Wipe that smug look off your face

I'm linking to another article that was included in the THSC e-newsletter. The author suggests something MommaLlama and I have discussed frequently, which is that perhaps those who despise homeschooling (or any other form of moral stand) feel threatened and feel "judged". If we refuse to send our kids to public school, or to do Santa/Tooth Fairy/Easter Bunny, or if my wife chooses to cover her head in church, or if we don't allow sleepovers before we feel the children are ready to leave our home, people feel that we are criticizing them.
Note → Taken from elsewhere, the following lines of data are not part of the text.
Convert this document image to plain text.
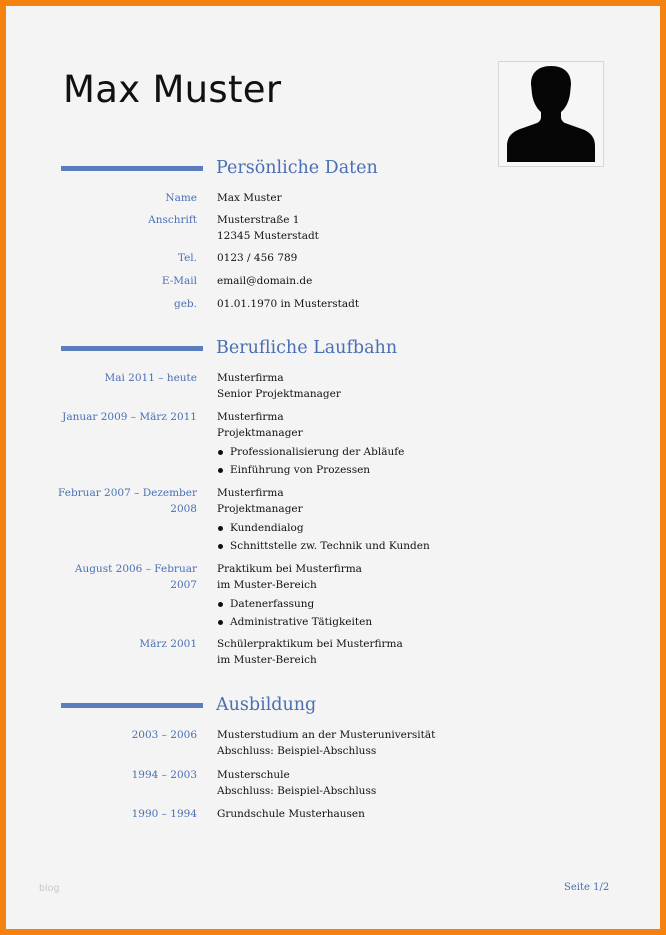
Max Muster
Persönliche Daten
Name Max Muster
Anschrift Musterstraße 1
12345 Musterstadt
Tel. 0123 / 456 789
E-Mail email@domain.de
geb. 01.01.1970 in Musterstadt
Berufliche Laufbahn
Mai 2011 – heute Musterfirma
Senior Projektmanager
Januar 2009 – März 2011 Musterfirma
Projektmanager
Professionalisierung der Abläufe
Einführung von Prozessen
Februar 2007 – Dezember 2008
Musterfirma
Projektmanager
Kundendialog
Schnittstelle zw. Technik und Kunden
August 2006 – Februar 2007
Praktikum bei Musterfirma
im Muster-Bereich
Datenerfassung
Administrative Tätigkeiten
März 2001 Schülerpraktikum bei Musterfirma
im Muster-Bereich
Ausbildung
2003 – 2006 Musterstudium an der Musteruniversität
Abschluss: Beispiel-Abschluss
1994 – 2003 Musterschule
Abschluss: Beispiel-Abschluss
1990 – 1994 Grundschule Musterhausen
blog	Seite 1/2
I often wonder what we could do better or differently. How can we accommodate others' comfort zone without compromising our own principles? Are we too aggressive, confrontational, sarcastic? Clearly we come across as snooty and self-righteous. I was once called "holier-than-thou", and that was long before I ever had a wife or children. I'm hoping I'm even holier now that the weight of the world is on my shoulders. As much as we try to appear that we are just minding our own business and making our own choices ("freedom of choice", anyone?), many people, especially those closest to us, who are sadly not that close any more, feel that we are judging and shunning and rejecting them.

We seem to have plenty of friends, but our families simply do not understand us or like us very much. We can't enjoy any type of serious discussion with them. We can't bring up children, politics, books, movies, religion, or anything remotely interesting, because our opinions are so conflicting. So we keep it pleasant and shallow, in order to please the grandparents who want everyone to be together and happy. Are we really that unbearable? Could it be that they feel uncomfortable and lash out in anger when they are forced to reconsider their own pursuit of materialism? Could it be that I am reading too much into the whole thing?

Here's the article:
Home-schoolers threaten our cultural comfort

Wouldn’t you just love to wipe that serene look right off her smug face? Is it any wonder we hate her so?

2 comments:

MommaLlama said...

I really liked this quote myself:
"We give up the bulk of our waking hours with our children, as well as the formation of their minds, philosophies, and attitudes, to strangers. We compensate by getting a boat to take them to the river, a van to carry them to Little League, a 2,800-square-foot house, an ATV, a zero-turn Cub Cadet, and a fund to finance a brand-name college education. And most significantly, we claim “our right” to pursue a career for our own "self-fulfillment.""

It was as if I wrote that myself (or Daddio)... especially listening to lifestyle of those Daddio works worth, or those of friends we aren't particularly close to do to our radically different lifestyle!

Elizabeth said...

Both of our families are very supportive of homeschooling basically because they each have their stories of kids who fell in between the cracks. The teachers told my parents that my oldest brother was not college material. He is now one of the lead field men building the new Dallas Cowboy stadium having graduated from Texas A&M. My second brother fought to get himself into AP classes in highschool but his counselor said he could not do it and made him stay at the college prep level. They diagnosed him in elementary as ADD and he was put in special education classes. He graduated a few years ago with a MASTER'S degree in architecture from Texas Tech University. And no, he did not have ADD. That man can focus for 48 hours straigt without sleep on a college project. He was a kinesthetic learner and there was no room for that kind of learning in the elementary classroom. Yes, I'm bragging, but I'm doing so because I know the heartache they went through trying to prove the school district and teachers wrong. And that does not include the stories my family has of my brothers' socialization issues. Let's just say they were beaten up numerous times for starters.